Dahlia Scheindlin, an Israeli public opinion researcher and political strategist, argued that the reaction to Dr Donchin’s criticisms was born of a long standing Israeli sensitivity to their perception in the outside world.
“What I have learned over many years of public opinion research is that Israelis are quite sensitive to their image abroad,” she told The Media Line. “Israelis hate when they are seen only in light of the conflict, especially when they are seen as aggressors, and they feel that most of the world is against them, with the possible exception of America.”
“As a result, Israelis are extremely supportive of anything that shows them in a better light because it’s so rare that they get any good news about how they are viewed in the rest of the world,” Scheindlin said. “We see this whenever there is global attention towards Israel for anything other than the conflict.
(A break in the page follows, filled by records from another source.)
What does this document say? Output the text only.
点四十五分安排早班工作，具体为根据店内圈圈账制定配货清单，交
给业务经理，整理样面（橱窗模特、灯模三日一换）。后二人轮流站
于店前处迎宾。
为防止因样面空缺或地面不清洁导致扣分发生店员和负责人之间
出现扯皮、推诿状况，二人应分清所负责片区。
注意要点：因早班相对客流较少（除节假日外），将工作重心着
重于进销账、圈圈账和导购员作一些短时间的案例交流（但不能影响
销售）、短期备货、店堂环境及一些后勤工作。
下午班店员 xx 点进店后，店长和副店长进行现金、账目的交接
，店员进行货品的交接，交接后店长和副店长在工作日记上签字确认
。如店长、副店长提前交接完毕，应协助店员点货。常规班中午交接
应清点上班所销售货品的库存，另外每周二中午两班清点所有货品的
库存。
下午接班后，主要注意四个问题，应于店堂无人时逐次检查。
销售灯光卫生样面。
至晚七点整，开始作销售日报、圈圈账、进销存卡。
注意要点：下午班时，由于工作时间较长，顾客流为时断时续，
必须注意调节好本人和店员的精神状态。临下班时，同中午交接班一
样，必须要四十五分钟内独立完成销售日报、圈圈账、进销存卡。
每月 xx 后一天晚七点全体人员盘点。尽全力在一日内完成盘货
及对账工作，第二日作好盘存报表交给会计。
This happened recently, for example, when an Israeli won the windsurfing gold medal or when an Israeli astronaut died.”
“That said, do I think the government participated in this aid effort for publicity? Absolutely not,” she said. “I don’t think it was a cynical move. Israel would have participated anyway. But Israelis do try to use these things to try to leverage a better image for themselves around the world.”